Designing to Forget: Deep Semi-parametric Models for Unlearning¶

Conference: CVPR 2026 arXiv: 2603.22870 Code: github.com/amberyzheng/spm_unlearning Area: Others (Machine Unlearning / AI Safety) Keywords: machine unlearning, semi-parametric models, test-time deletion, data privacy, diffusion models

TL;DR¶

This paper proposes the "Designing to Forget" paradigm and introduces a family of deep semi-parametric models (SPMs) that achieve unlearning at inference time by simply removing training samples—without modifying model parameters. On ImageNet classification, SPMs reduce the prediction gap relative to the retrain baseline by 11% and achieve over 10× faster unlearning.

Background & Motivation¶

Background: Machine unlearning (MU) is driven by privacy regulations such as GDPR, which require removing the influence of specific samples from trained models. Existing methods primarily approximate the effect of "never having trained on that data" by fine-tuning model parameters.

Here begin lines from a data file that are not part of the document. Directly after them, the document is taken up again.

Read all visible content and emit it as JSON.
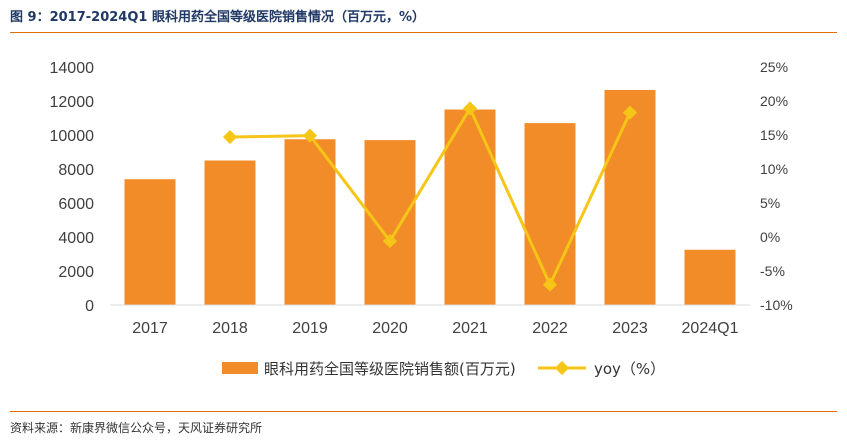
{
  "header": {
    "title": "图 9：2017-2024Q1 眼科用药全国等级医院销售情况（百万元，%）"
  },
  "footer": {
    "source": "资料来源：新康界微信公众号，天风证券研究所"
  },
  "colors": {
    "bar": "#f28c28",
    "line": "#f5c518",
    "rule": "#e46c0a"
  },
  "chart_data": {
    "type": "bar",
    "categories": [
      "2017",
      "2018",
      "2019",
      "2020",
      "2021",
      "2022",
      "2023",
      "2024Q1"
    ],
    "series": [
      {
        "name": "眼科用药全国等级医院销售额(百万元)",
        "type": "bar",
        "axis": "left",
        "values": [
          7400,
          8500,
          9750,
          9700,
          11500,
          10700,
          12650,
          3250
        ]
      },
      {
        "name": "yoy（%）",
        "type": "line",
        "axis": "right",
        "marker": "diamond",
        "values": [
          null,
          14.7,
          14.9,
          -0.6,
          18.9,
          -7.0,
          18.3,
          null
        ]
      }
    ],
    "y_left": {
      "min": 0,
      "max": 14000,
      "step": 2000,
      "ticks": [
        "0",
        "2000",
        "4000",
        "6000",
        "8000",
        "10000",
        "12000",
        "14000"
      ]
    },
    "y_right": {
      "min": -10,
      "max": 25,
      "step": 5,
      "ticks": [
        "-10%",
        "-5%",
        "0%",
        "5%",
        "10%",
        "15%",
        "20%",
        "25%"
      ]
    },
    "legend_position": "bottom",
    "grid": false
  }
}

Limitations of Prior Work: The black-box nature of deep learning makes it difficult to disentangle the contribution of individual training samples to model parameters; existing MU algorithms require additional fine-tuning steps, incurring significant overhead in frequent-unlearning scenarios.

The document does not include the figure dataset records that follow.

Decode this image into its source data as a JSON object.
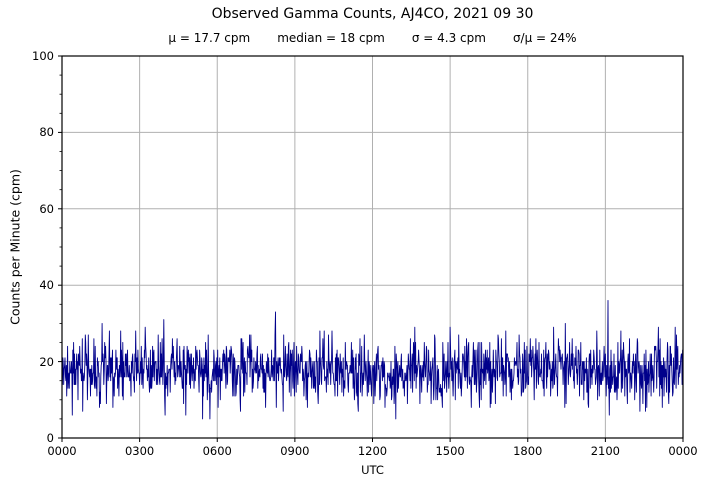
{
  "chart_data": {
    "type": "line",
    "title": "Observed Gamma Counts, AJ4CO, 2021 09 30",
    "stats": [
      "μ = 17.7 cpm",
      "median = 18 cpm",
      "σ = 4.3 cpm",
      "σ/μ = 24%"
    ],
    "xlabel": "UTC",
    "ylabel": "Counts per Minute (cpm)",
    "x_tick_labels": [
      "0000",
      "0300",
      "0600",
      "0900",
      "1200",
      "1500",
      "1800",
      "2100",
      "0000"
    ],
    "x_range_hours": 24,
    "y_ticks": [
      0,
      20,
      40,
      60,
      80,
      100
    ],
    "y_tick_labels": [
      "0",
      "20",
      "40",
      "60",
      "80",
      "100"
    ],
    "y_minor_step": 5,
    "ylim": [
      0,
      100
    ],
    "grid": true,
    "legend": "none",
    "colors": {
      "line": "#00008b",
      "grid": "#b0b0b0",
      "axis": "#000000",
      "background": "#ffffff",
      "text": "#000000"
    },
    "series": {
      "name": "Observed gamma counts",
      "sample_interval_minutes": 1,
      "n_points": 1441,
      "mean_cpm": 17.7,
      "median_cpm": 18,
      "sigma_cpm": 4.3,
      "sigma_over_mu_pct": 24,
      "observed_min_cpm": 5,
      "observed_max_cpm": 36,
      "distribution": "gaussian_noise",
      "seed": 20210930,
      "clamp": [
        5,
        31
      ],
      "notable_peaks": [
        {
          "utc": "0133",
          "cpm": 30
        },
        {
          "utc": "0815",
          "cpm": 33
        },
        {
          "utc": "2106",
          "cpm": 36
        }
      ]
    }
  }
}
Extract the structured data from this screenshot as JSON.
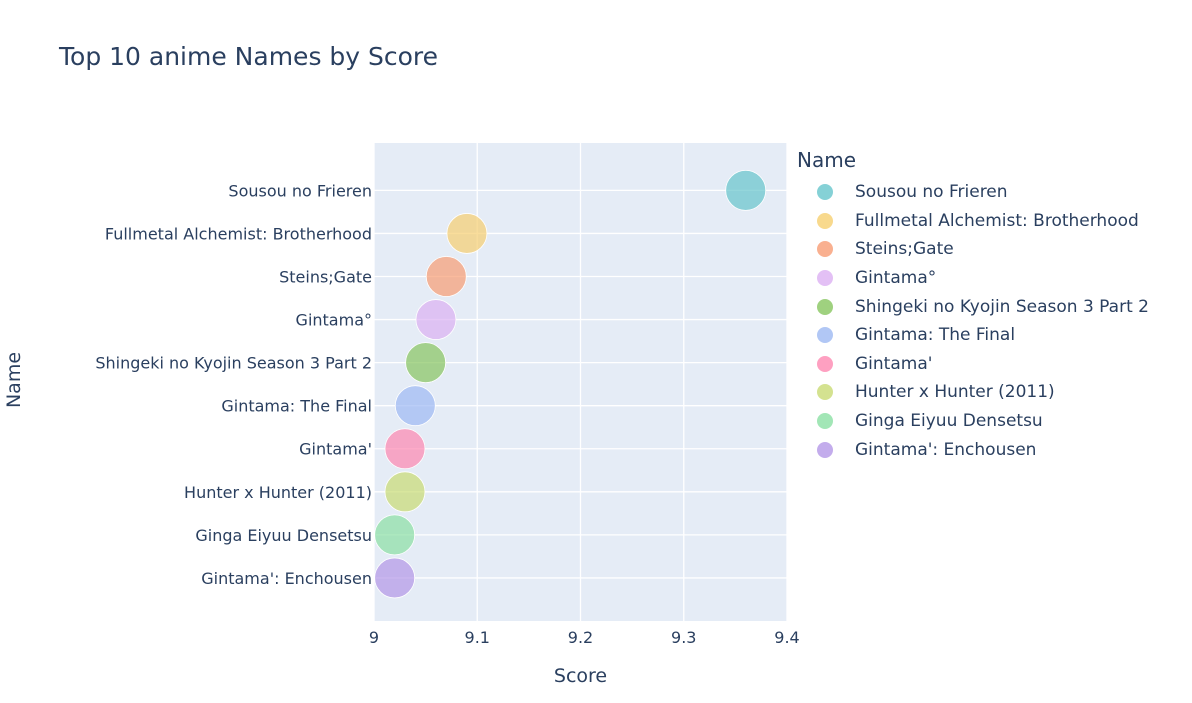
{
  "title": "Top 10 anime Names by Score",
  "legend": {
    "title": "Name"
  },
  "chart_data": {
    "type": "scatter",
    "title": "Top 10 anime Names by Score",
    "xlabel": "Score",
    "ylabel": "Name",
    "xlim": [
      9.0,
      9.4
    ],
    "xticks": [
      "9",
      "9.1",
      "9.2",
      "9.3",
      "9.4"
    ],
    "grid": true,
    "legend_position": "right",
    "series": [
      {
        "name": "Sousou no Frieren",
        "x": 9.36,
        "y": "Sousou no Frieren",
        "color": "#66c5cc"
      },
      {
        "name": "Fullmetal Alchemist: Brotherhood",
        "x": 9.09,
        "y": "Fullmetal Alchemist: Brotherhood",
        "color": "#f6cf71"
      },
      {
        "name": "Steins;Gate",
        "x": 9.07,
        "y": "Steins;Gate",
        "color": "#f89c74"
      },
      {
        "name": "Gintama°",
        "x": 9.06,
        "y": "Gintama°",
        "color": "#dcb0f2"
      },
      {
        "name": "Shingeki no Kyojin Season 3 Part 2",
        "x": 9.05,
        "y": "Shingeki no Kyojin Season 3 Part 2",
        "color": "#87c55f"
      },
      {
        "name": "Gintama: The Final",
        "x": 9.04,
        "y": "Gintama: The Final",
        "color": "#9eb9f3"
      },
      {
        "name": "Gintama'",
        "x": 9.03,
        "y": "Gintama'",
        "color": "#fe88b1"
      },
      {
        "name": "Hunter x Hunter (2011)",
        "x": 9.03,
        "y": "Hunter x Hunter (2011)",
        "color": "#c9db74"
      },
      {
        "name": "Ginga Eiyuu Densetsu",
        "x": 9.02,
        "y": "Ginga Eiyuu Densetsu",
        "color": "#8be0a4"
      },
      {
        "name": "Gintama': Enchousen",
        "x": 9.02,
        "y": "Gintama': Enchousen",
        "color": "#b497e7"
      }
    ]
  }
}
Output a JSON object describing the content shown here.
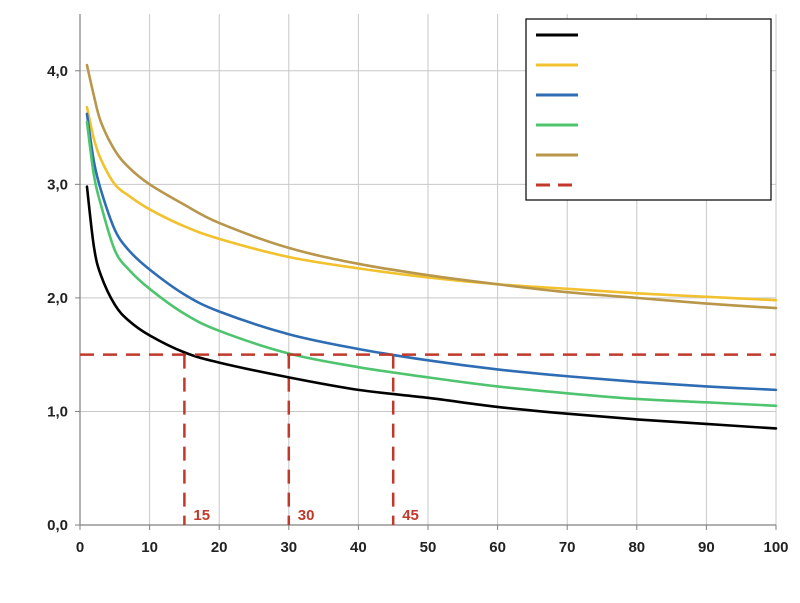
{
  "chart_data": {
    "type": "line",
    "title": "",
    "xlabel": "",
    "ylabel": "",
    "xlim": [
      0,
      100
    ],
    "ylim": [
      0,
      4.5
    ],
    "x_ticks": [
      0,
      10,
      20,
      30,
      40,
      50,
      60,
      70,
      80,
      90,
      100
    ],
    "x_tick_labels": [
      "0",
      "10",
      "20",
      "30",
      "40",
      "50",
      "60",
      "70",
      "80",
      "90",
      "100"
    ],
    "y_ticks": [
      0,
      1,
      2,
      3,
      4
    ],
    "y_tick_labels": [
      "0,0",
      "1,0",
      "2,0",
      "3,0",
      "4,0"
    ],
    "grid": true,
    "legend_position": "top-right",
    "x": [
      1,
      2,
      3,
      5,
      7,
      10,
      15,
      20,
      30,
      40,
      50,
      60,
      70,
      80,
      90,
      100
    ],
    "series": [
      {
        "color": "#000000",
        "style": "solid",
        "values": [
          2.98,
          2.45,
          2.2,
          1.94,
          1.8,
          1.67,
          1.52,
          1.43,
          1.3,
          1.19,
          1.12,
          1.04,
          0.98,
          0.93,
          0.89,
          0.85
        ]
      },
      {
        "color": "#f2c12e",
        "style": "solid",
        "values": [
          3.68,
          3.4,
          3.22,
          3.0,
          2.9,
          2.78,
          2.63,
          2.52,
          2.36,
          2.26,
          2.18,
          2.12,
          2.08,
          2.04,
          2.01,
          1.98
        ]
      },
      {
        "color": "#2e6db4",
        "style": "solid",
        "values": [
          3.62,
          3.2,
          2.95,
          2.6,
          2.42,
          2.25,
          2.03,
          1.88,
          1.68,
          1.55,
          1.45,
          1.37,
          1.31,
          1.26,
          1.22,
          1.19
        ]
      },
      {
        "color": "#4fc46f",
        "style": "solid",
        "values": [
          3.55,
          3.08,
          2.82,
          2.42,
          2.25,
          2.08,
          1.86,
          1.71,
          1.51,
          1.39,
          1.3,
          1.22,
          1.16,
          1.11,
          1.08,
          1.05
        ]
      },
      {
        "color": "#b8964a",
        "style": "solid",
        "values": [
          4.05,
          3.78,
          3.55,
          3.3,
          3.15,
          3.0,
          2.82,
          2.66,
          2.44,
          2.3,
          2.2,
          2.12,
          2.05,
          2.0,
          1.95,
          1.91
        ]
      },
      {
        "color": "#c0392b",
        "style": "dashed",
        "values": [
          1.5,
          1.5,
          1.5,
          1.5,
          1.5,
          1.5,
          1.5,
          1.5,
          1.5,
          1.5,
          1.5,
          1.5,
          1.5,
          1.5,
          1.5,
          1.5
        ]
      }
    ],
    "reference_lines": [
      {
        "x": 15,
        "y_top": 1.5,
        "label": "15"
      },
      {
        "x": 30,
        "y_top": 1.5,
        "label": "30"
      },
      {
        "x": 45,
        "y_top": 1.5,
        "label": "45"
      }
    ],
    "legend_entries": [
      {
        "series_index": 0
      },
      {
        "series_index": 1
      },
      {
        "series_index": 2
      },
      {
        "series_index": 3
      },
      {
        "series_index": 4
      },
      {
        "series_index": 5
      }
    ],
    "colors": {
      "grid": "#c8c8c8",
      "axis": "#808080",
      "annotation": "#c0392b"
    }
  }
}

Key Challenge: Parametric models compress all training data into parameters, making unlearning necessarily parameter-modifying; non-parametric models (e.g., KNN) support deletion natively but lack sufficient performance.

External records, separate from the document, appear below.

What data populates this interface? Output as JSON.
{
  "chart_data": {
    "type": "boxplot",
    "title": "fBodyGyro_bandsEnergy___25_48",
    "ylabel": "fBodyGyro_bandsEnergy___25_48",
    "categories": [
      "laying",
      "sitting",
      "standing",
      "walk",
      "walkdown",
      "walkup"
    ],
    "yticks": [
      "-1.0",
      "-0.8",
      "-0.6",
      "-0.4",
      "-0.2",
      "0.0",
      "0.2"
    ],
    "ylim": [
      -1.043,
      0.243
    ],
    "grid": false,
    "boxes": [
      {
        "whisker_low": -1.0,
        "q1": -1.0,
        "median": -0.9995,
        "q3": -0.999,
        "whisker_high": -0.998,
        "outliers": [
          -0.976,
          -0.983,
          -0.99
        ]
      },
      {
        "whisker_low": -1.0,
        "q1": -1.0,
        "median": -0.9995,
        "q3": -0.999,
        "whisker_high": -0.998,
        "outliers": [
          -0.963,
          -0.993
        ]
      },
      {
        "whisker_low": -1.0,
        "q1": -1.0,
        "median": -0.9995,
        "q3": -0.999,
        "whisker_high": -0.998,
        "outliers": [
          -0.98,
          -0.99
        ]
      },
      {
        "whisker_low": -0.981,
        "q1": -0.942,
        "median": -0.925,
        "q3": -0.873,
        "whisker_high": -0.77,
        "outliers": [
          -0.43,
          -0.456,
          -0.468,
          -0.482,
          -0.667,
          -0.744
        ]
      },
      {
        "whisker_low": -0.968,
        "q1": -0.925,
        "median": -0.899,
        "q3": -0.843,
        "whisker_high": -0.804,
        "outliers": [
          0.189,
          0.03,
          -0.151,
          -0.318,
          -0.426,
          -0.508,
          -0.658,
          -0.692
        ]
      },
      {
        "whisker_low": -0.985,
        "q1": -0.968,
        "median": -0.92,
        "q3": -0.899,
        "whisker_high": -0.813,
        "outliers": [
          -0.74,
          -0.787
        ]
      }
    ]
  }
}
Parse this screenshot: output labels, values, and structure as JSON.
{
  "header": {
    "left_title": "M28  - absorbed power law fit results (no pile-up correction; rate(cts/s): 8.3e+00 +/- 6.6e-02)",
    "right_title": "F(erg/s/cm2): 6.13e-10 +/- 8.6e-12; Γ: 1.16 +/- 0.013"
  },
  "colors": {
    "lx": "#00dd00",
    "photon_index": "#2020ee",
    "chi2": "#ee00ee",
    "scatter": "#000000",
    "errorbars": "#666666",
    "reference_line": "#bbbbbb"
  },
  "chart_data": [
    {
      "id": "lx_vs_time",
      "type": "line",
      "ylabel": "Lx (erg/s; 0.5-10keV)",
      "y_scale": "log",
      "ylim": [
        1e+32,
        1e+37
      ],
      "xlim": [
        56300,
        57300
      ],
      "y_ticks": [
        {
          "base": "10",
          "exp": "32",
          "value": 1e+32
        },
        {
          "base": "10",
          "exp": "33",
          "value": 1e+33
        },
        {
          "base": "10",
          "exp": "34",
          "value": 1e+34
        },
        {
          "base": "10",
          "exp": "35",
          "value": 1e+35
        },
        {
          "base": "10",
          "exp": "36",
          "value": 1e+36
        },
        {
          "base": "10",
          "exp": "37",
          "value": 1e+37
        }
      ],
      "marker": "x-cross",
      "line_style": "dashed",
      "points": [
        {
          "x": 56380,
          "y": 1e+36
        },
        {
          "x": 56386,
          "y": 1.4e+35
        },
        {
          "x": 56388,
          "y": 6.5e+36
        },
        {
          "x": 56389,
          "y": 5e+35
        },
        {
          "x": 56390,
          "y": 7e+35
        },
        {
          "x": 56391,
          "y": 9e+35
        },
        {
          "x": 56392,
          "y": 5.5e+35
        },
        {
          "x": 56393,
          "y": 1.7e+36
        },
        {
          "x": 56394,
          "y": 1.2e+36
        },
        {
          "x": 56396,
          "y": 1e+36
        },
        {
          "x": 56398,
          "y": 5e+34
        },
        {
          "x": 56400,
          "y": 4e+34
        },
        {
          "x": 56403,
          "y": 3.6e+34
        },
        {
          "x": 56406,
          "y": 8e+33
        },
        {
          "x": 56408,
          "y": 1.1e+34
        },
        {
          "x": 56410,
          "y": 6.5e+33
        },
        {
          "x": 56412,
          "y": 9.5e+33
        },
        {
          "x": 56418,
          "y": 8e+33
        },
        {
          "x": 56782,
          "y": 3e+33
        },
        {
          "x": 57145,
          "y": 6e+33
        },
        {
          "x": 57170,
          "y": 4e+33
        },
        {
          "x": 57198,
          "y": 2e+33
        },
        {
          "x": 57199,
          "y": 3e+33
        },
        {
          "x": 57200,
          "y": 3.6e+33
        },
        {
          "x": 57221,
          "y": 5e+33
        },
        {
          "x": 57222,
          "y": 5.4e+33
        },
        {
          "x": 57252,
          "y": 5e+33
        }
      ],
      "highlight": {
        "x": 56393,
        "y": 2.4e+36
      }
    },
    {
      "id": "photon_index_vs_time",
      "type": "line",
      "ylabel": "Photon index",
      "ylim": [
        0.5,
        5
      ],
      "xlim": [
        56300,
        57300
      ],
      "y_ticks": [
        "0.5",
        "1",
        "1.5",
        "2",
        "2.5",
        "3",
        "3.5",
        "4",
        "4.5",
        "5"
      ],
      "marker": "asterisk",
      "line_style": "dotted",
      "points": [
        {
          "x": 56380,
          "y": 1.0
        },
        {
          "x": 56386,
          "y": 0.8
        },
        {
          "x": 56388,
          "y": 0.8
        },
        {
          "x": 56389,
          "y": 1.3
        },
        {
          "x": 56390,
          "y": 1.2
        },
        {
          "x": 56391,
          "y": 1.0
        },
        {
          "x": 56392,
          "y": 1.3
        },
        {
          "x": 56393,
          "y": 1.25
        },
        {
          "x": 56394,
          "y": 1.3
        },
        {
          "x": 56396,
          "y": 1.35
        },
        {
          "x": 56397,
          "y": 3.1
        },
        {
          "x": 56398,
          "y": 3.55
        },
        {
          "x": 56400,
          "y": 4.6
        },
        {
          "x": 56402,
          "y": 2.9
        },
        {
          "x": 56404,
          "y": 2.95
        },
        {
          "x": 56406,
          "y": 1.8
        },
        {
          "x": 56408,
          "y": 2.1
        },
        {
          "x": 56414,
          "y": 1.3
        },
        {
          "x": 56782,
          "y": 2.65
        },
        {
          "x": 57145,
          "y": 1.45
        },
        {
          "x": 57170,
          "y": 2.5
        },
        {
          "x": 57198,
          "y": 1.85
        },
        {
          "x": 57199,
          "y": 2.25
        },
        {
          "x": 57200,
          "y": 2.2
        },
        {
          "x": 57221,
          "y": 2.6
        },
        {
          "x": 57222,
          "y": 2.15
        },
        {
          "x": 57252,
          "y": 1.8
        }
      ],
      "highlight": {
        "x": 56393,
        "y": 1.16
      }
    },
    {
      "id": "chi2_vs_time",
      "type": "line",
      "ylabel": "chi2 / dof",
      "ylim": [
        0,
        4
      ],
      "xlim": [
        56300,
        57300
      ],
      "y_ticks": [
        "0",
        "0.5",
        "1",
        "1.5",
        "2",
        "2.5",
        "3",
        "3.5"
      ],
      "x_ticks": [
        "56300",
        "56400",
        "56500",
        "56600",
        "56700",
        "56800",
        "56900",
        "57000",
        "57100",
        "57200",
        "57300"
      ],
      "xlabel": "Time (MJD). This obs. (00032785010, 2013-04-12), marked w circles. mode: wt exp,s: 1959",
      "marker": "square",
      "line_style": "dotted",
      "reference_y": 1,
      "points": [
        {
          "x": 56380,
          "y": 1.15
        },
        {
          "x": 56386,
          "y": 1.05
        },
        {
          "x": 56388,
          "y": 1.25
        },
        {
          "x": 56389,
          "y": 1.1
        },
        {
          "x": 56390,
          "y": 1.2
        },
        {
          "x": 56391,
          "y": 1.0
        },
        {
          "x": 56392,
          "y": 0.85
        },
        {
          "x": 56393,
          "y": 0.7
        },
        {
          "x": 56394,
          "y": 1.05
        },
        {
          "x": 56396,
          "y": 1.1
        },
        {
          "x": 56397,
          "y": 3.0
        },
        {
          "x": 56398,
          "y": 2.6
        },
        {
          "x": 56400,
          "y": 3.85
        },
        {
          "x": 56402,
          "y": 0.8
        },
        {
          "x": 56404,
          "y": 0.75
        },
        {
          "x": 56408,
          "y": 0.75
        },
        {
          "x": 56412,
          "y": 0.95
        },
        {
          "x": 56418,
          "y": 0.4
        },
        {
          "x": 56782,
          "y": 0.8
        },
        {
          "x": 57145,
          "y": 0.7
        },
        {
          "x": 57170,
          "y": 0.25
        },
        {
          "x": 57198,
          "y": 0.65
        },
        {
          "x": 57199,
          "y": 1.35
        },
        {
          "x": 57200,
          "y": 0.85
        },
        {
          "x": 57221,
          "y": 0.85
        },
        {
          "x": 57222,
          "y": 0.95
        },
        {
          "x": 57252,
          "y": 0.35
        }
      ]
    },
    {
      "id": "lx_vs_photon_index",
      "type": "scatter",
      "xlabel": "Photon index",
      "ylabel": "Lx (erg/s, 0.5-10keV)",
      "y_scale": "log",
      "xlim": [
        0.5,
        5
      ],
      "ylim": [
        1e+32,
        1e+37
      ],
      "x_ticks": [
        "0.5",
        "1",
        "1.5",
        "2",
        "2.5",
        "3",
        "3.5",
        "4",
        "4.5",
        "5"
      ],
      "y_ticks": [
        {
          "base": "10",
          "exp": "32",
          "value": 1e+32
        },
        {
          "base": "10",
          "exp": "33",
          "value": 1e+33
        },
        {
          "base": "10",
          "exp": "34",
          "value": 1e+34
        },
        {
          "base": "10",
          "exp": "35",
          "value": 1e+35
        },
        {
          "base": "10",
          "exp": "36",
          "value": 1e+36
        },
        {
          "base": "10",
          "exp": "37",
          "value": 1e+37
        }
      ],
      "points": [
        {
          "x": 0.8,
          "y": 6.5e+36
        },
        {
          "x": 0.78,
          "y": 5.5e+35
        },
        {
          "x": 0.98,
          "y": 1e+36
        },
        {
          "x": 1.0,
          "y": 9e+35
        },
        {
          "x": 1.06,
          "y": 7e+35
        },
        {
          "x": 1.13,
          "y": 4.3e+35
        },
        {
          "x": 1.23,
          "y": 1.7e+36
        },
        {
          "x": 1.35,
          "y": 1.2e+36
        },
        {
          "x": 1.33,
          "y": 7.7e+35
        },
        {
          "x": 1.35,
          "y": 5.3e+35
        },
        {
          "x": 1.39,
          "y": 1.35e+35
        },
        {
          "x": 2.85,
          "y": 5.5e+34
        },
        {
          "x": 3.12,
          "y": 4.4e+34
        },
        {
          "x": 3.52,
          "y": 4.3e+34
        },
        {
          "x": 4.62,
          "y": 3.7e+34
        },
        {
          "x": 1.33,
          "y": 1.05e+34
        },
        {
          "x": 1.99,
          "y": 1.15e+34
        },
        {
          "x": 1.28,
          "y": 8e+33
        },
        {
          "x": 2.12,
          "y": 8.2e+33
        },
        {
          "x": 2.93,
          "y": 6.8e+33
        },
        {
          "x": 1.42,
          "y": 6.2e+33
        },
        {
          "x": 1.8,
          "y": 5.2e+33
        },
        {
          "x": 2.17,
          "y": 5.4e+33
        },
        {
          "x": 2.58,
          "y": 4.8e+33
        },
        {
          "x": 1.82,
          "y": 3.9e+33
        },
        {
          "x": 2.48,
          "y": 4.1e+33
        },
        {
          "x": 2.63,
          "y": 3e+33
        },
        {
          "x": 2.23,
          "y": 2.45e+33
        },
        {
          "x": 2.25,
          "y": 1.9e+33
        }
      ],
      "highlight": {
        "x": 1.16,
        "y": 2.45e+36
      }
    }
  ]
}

Goal: To design a neural network architecture that is inherently suited for unlearning, rather than designing unlearning algorithms for existing architectures.

Key Insight: Drawing from the "delete-to-forget" property of KNN, the paper designs semi-parametric models that simultaneously achieve the performance of parametric models and the unlearning convenience of non-parametric models.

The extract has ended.